Posted June 3, 2001
People keep asking me about the normal distribution. Well, that's not quite true. In fact, nobody ever asks me about the normal distribution. But they probably should. Because it's fascinating stuff.
But first of all, what is a distribution? If you ask every person in Nelson how many phones they have, you can make a distribution graph with the number of phones on the horizontal axis, and the number of people with that many phones vertical axis. There are lots of people with two phones, and lots of people with one phone. A few people have no phones at all, and there's probably at least one person who has 8 phones for some reason or other. The number of people will drop off gradually as you increase the number of phones; and this pattern will be immediately obvious from the distribution graph.
Obviously, the shape of your graph depends on what you're measuring. If you measure the volume setting on all of the home stereo systems in Nelson, you'll find a lot of people listening at a medium volume, a few people who like to have the stereo really loud, and a few people who like it really soft. So the distribution graph will have a big hump at medium volume, and it will drop off gradually on both sides.
And that's the gist of the normal distribution. It's a certain shape of distribution graph: it has a hump in the middle, and it drops off on both sides. It turns out that if you have a large population and you measure something with some "normal" value, like "normal volume", but there's some organic activity happening that approximates normal instead of achieving it exactly, the result is a normal distribution.
Let's say you visited all the people who listen to KCR on analog radios. Presumably they've all made some effort to set the tuning dial at exactly 93.5, by moving it back and forth around 93.5 until they find the clearest signal. Hopefully you would find a pretty clear trend, with lots of people being very close to the correct frequency. But you'd also get a few people on the fringes. And the further you moved from 93.5, the fewer people you'd get on your graph.

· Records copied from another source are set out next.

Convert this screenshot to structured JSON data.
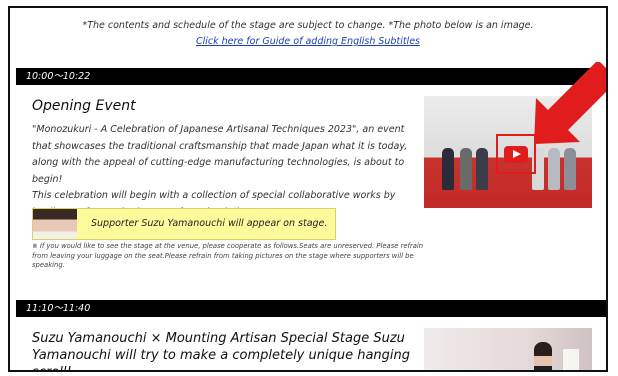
{
  "header": {
    "notice": "*The contents and schedule of the stage are subject to change. *The photo below is an image.",
    "subtitle_link": "Click here for Guide of adding English Subtitles"
  },
  "sessions": [
    {
      "time": "10:00〜10:22",
      "title": "Opening Event",
      "description": [
        "\"Monozukuri - A Celebration of Japanese Artisanal Techniques 2023\", an event that showcases the traditional craftsmanship that made Japan what it is today, along with the appeal of cutting-edge manufacturing technologies, is about to begin!",
        "This celebration will begin with a collection of special collaborative works by leading craftsmen in the manufacturing industry."
      ],
      "supporter_label": "Supporter Suzu Yamanouchi will appear on stage.",
      "note": "※ If you would like to see the stage at the venue, please cooperate as follows.Seats are unreserved. Please refrain from leaving your luggage on the seat.Please refrain from taking pictures on the stage where supporters will be speaking."
    },
    {
      "time": "11:10〜11:40",
      "title": "Suzu Yamanouchi × Mounting Artisan Special Stage Suzu Yamanouchi will try to make a completely unique hanging scroll!"
    }
  ],
  "colors": {
    "timebar": "#000000",
    "highlight": "#fdfb9b",
    "arrow": "#e01c1c",
    "link": "#1a3fb0"
  }
}
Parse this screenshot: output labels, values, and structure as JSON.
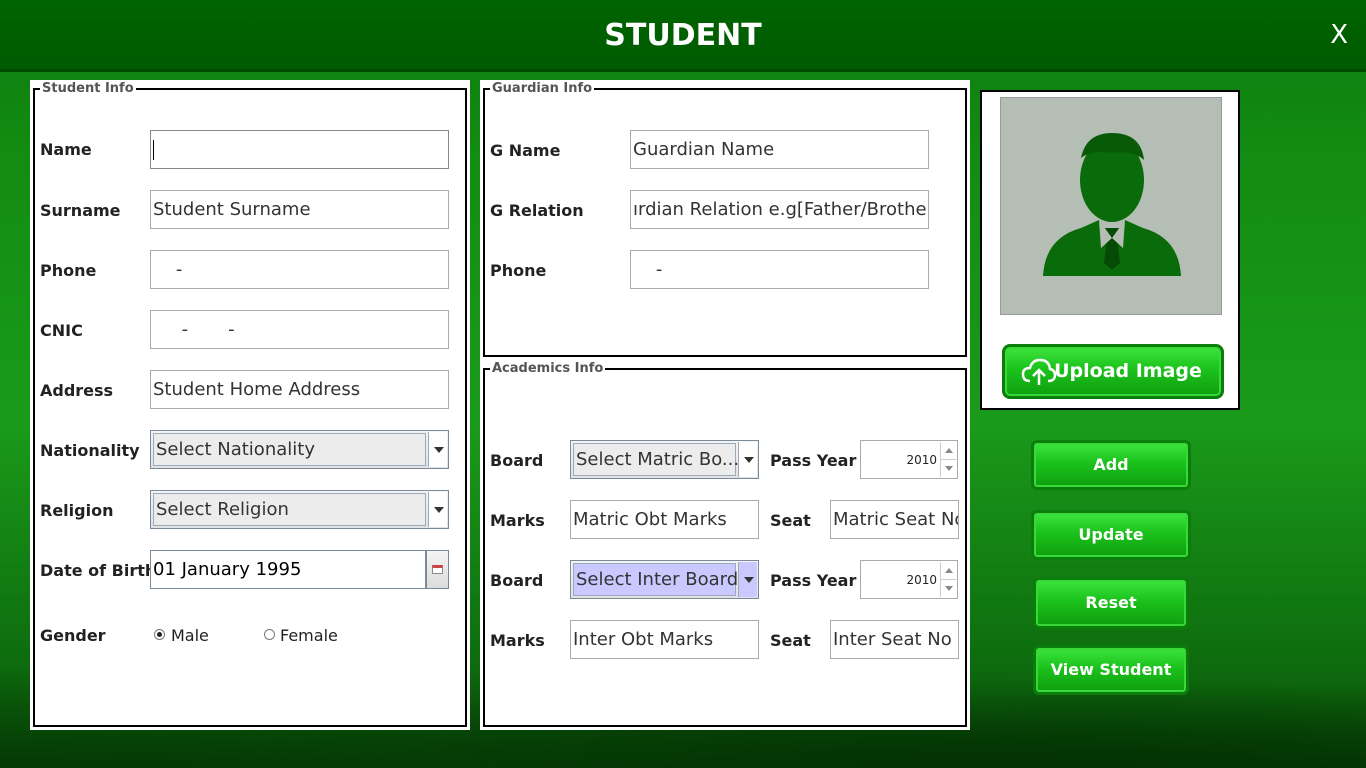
{
  "window": {
    "title": "STUDENT",
    "close_label": "X"
  },
  "student_info": {
    "legend": "Student Info",
    "name_label": "Name",
    "name_value": "",
    "surname_label": "Surname",
    "surname_placeholder": "Student Surname",
    "phone_label": "Phone",
    "phone_value": "    -",
    "cnic_label": "CNIC",
    "cnic_value": "     -       -",
    "address_label": "Address",
    "address_placeholder": "Student Home Address",
    "nationality_label": "Nationality",
    "nationality_value": "Select Nationality",
    "religion_label": "Religion",
    "religion_value": "Select Religion",
    "dob_label": "Date of Birth",
    "dob_value": "01 January 1995",
    "gender_label": "Gender",
    "gender_male": "Male",
    "gender_female": "Female",
    "gender_selected": "Male"
  },
  "guardian_info": {
    "legend": "Guardian Info",
    "gname_label": "G Name",
    "gname_placeholder": "Guardian Name",
    "grelation_label": "G Relation",
    "grelation_placeholder": "ırdian Relation e.g[Father/Brother]",
    "phone_label": "Phone",
    "phone_value": "    -"
  },
  "academics_info": {
    "legend": "Academics Info",
    "board_label": "Board",
    "matric_board_value": "Select Matric Bo...",
    "pass_year_label": "Pass Year",
    "matric_pass_year": "2010",
    "marks_label": "Marks",
    "matric_marks_placeholder": "Matric Obt Marks",
    "seat_label": "Seat",
    "matric_seat_placeholder": "Matric Seat No",
    "inter_board_value": "Select Inter Board",
    "inter_pass_year": "2010",
    "inter_marks_placeholder": "Inter Obt Marks",
    "inter_seat_placeholder": "Inter Seat No"
  },
  "photo": {
    "upload_label": "Upload Image"
  },
  "actions": {
    "add": "Add",
    "update": "Update",
    "reset": "Reset",
    "view": "View Student"
  }
}
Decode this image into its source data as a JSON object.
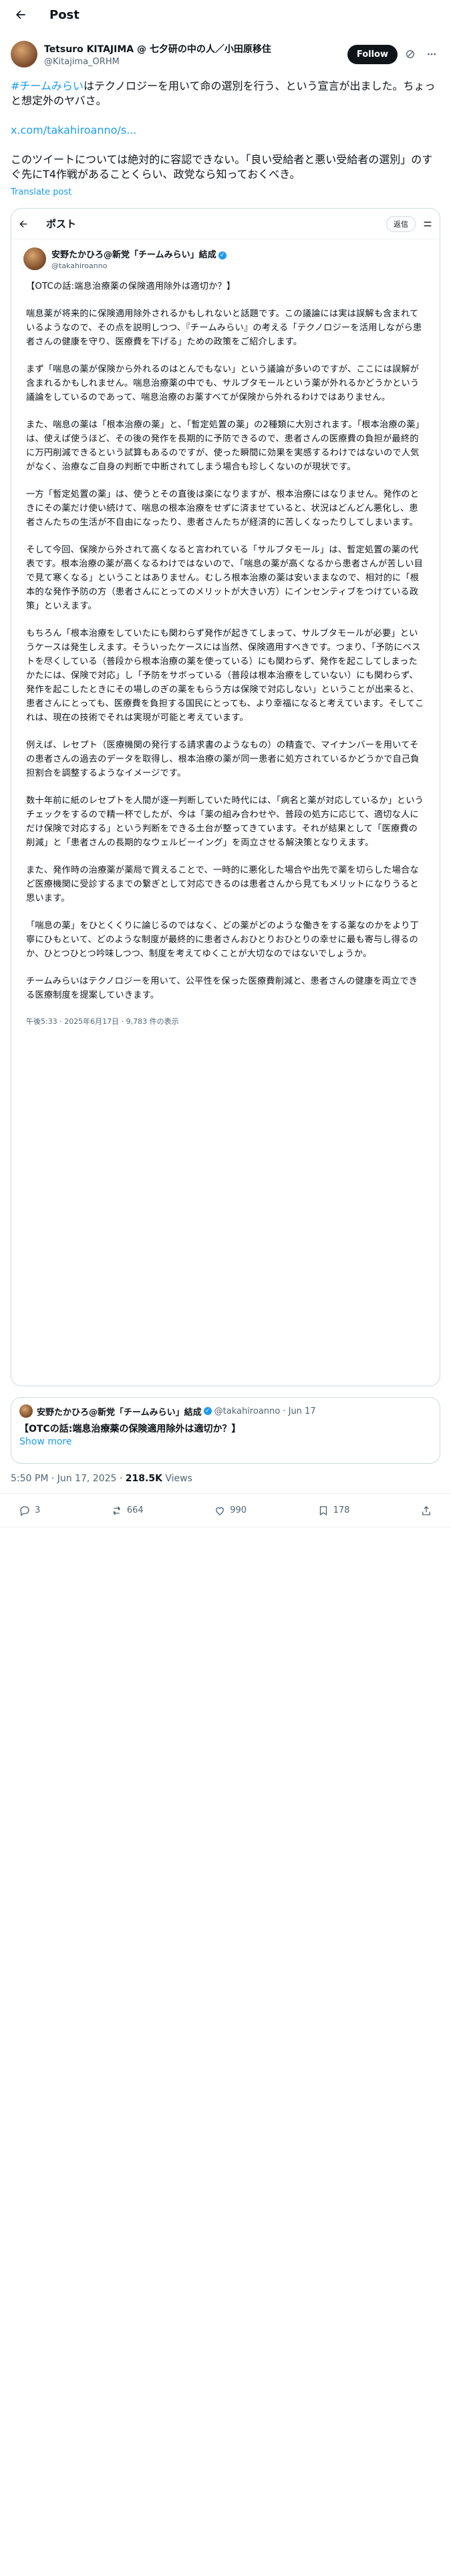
{
  "header": {
    "title": "Post"
  },
  "author": {
    "name": "Tetsuro KITAJIMA @ 七夕研の中の人／小田原移住",
    "handle": "@Kitajima_ORHM",
    "follow_label": "Follow"
  },
  "post": {
    "hashtag": "#チームみらい",
    "line1_rest": "はテクノロジーを用いて命の選別を行う、という宣言が出ました。ちょっと想定外のヤバさ。",
    "link": "x.com/takahiroanno/s...",
    "para2": "このツイートについては絶対的に容認できない。「良い受給者と悪い受給者の選別」のすぐ先にT4作戦があることくらい、政党なら知っておくべき。",
    "translate": "Translate post"
  },
  "screenshot": {
    "title": "ポスト",
    "reply_label": "返信",
    "author_name": "安野たかひろ@新党「チームみらい」結成",
    "author_handle": "@takahiroanno",
    "paragraphs": [
      "【OTCの話:端息治療薬の保険適用除外は適切か？】",
      "喘息薬が将来的に保険適用除外されるかもしれないと話題です。この議論には実は誤解も含まれているようなので、その点を説明しつつ、『チームみらい』の考える「テクノロジーを活用しながら患者さんの健康を守り、医療費を下げる」ための政策をご紹介します。",
      "まず「喘息の薬が保険から外れるのはとんでもない」という議論が多いのですが、ここには誤解が含まれるかもしれません。喘息治療薬の中でも、サルブタモールという薬が外れるかどうかという議論をしているのであって、喘息治療のお薬すべてが保険から外れるわけではありません。",
      "また、喘息の薬は「根本治療の薬」と、「暫定処置の薬」の2種類に大別されます。「根本治療の薬」は、使えば使うほど、その後の発作を長期的に予防できるので、患者さんの医療費の負担が最終的に万円削減できるという試算もあるのですが、使った瞬間に効果を実感するわけではないので人気がなく、治療なご自身の判断で中断されてしまう場合も珍しくないのが現状です。",
      "一方「暫定処置の薬」は、使うとその直後は楽になりますが、根本治療にはなりません。発作のときにその薬だけ使い続けて、喘息の根本治療をせずに済ませていると、状況はどんどん悪化し、患者さんたちの生活が不自由になったり、患者さんたちが経済的に苦しくなったりしてしまいます。",
      "そして今回、保険から外されて高くなると言われている「サルブタモール」は、暫定処置の薬の代表です。根本治療の薬が高くなるわけではないので、「喘息の薬が高くなるから患者さんが苦しい目で見て寒くなる」ということはありません。むしろ根本治療の薬は安いままなので、相対的に「根本的な発作予防の方（患者さんにとってのメリットが大きい方）にインセンティブをつけている政策」といえます。",
      "もちろん「根本治療をしていたにも関わらず発作が起きてしまって、サルブタモールが必要」というケースは発生しえます。そういったケースには当然、保険適用すべきです。つまり、「予防にベストを尽くしている（普段から根本治療の薬を使っている）にも関わらず、発作を起こしてしまったかたには、保険で対応」し「予防をサボっている（普段は根本治療をしていない）にも関わらず、発作を起こしたときにその場しのぎの薬をもらう方は保険で対応しない」ということが出来ると、患者さんにとっても、医療費を負担する国民にとっても、より幸福になると考えています。そしてこれは、現在の技術でそれは実現が可能と考えています。",
      "例えば、レセプト（医療機関の発行する請求書のようなもの）の精査で、マイナンバーを用いてその患者さんの過去のデータを取得し、根本治療の薬が同一患者に処方されているかどうかで自己負担割合を調整するようなイメージです。",
      "数十年前に紙のレセプトを人間が逐一判断していた時代には、「病名と薬が対応しているか」というチェックをするので精一杯でしたが、今は「薬の組み合わせや、普段の処方に応じて、適切な人にだけ保険で対応する」という判断をできる土台が整ってきています。それが結果として「医療費の削減」と「患者さんの長期的なウェルビーイング」を両立させる解決策となりえます。",
      "また、発作時の治療薬が薬局で買えることで、一時的に悪化した場合や出先で薬を切らした場合など医療機関に受診するまでの繋ぎとして対応できるのは患者さんから見てもメリットになりうると思います。",
      "「喘息の薬」をひとくくりに論じるのではなく、どの薬がどのような働きをする薬なのかをより丁寧にひもといて、どのような制度が最終的に患者さんおひとりおひとりの幸せに最も寄与し得るのか、ひとつひとつ吟味しつつ、制度を考えてゆくことが大切なのではないでしょうか。",
      "チームみらいはテクノロジーを用いて、公平性を保った医療費削減と、患者さんの健康を両立できる医療制度を提案していきます。"
    ],
    "meta": "午後5:33 · 2025年6月17日 · 9,783 件の表示"
  },
  "quote": {
    "author_name": "安野たかひろ@新党「チームみらい」結成",
    "author_handle": "@takahiroanno · Jun 17",
    "text": "【OTCの話:端息治療薬の保険適用除外は適切か？】",
    "show_more": "Show more"
  },
  "meta": {
    "time": "5:50 PM · Jun 17, 2025 · ",
    "views": "218.5K",
    "views_label": " Views"
  },
  "actions": {
    "replies": "3",
    "reposts": "664",
    "likes": "990",
    "bookmarks": "178"
  },
  "icons": [
    "back-arrow-icon",
    "grok-icon",
    "more-icon",
    "reply-icon",
    "repost-icon",
    "like-icon",
    "bookmark-icon",
    "share-icon",
    "verified-badge-icon"
  ]
}
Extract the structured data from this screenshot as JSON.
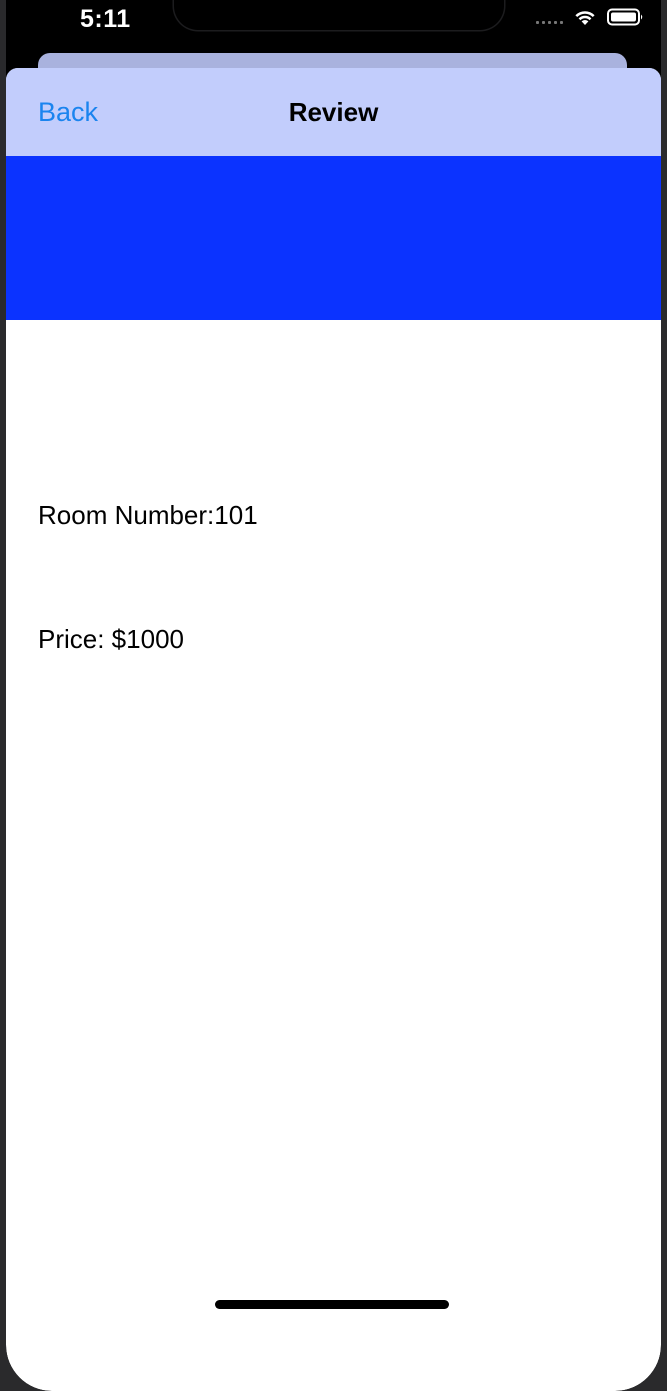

This is a really interesting part of the relation between math and nature. Nature, at least the way we usually measure it, is fundamentally imprecise (or unpredictable, if you prefer). But there is a pattern to the imprecision, so there's a mathematical language to describe that pattern. Once you establish that you're measuring a part of nature that is closely approximated by the normal distribution, you can make use of a whole bunch of math goodies to analyze that part of nature. And those math goodies are collectively referred to as statistics.
One of these goodies is the idea of random sampling. If people tune their radios according to a normal distribution, then a sufficiently large random sampling of people will also follow that same normal distribution. If you want to know how close to 93.5 people are getting, you don't have to do a comprehensive survey; you can choose a few people randomly from the population, measure their tuning skills, and assume that they are representative of the population as a whole.
Here's an interesting question. Does the number of people you need for a good random sample, depend on how many people are in the entire population? If you're trying to determine the tuning skills of Americans, do you need to include 10 times as many people in your random sample as you would if you were studing Canadians?
If you want the answer to that question, it might help to consider what would happen if you were measuring the tuning skills of all the people in a household of 5. How many people would you need to ask in order to have a good idea of the trends in the total population of 5?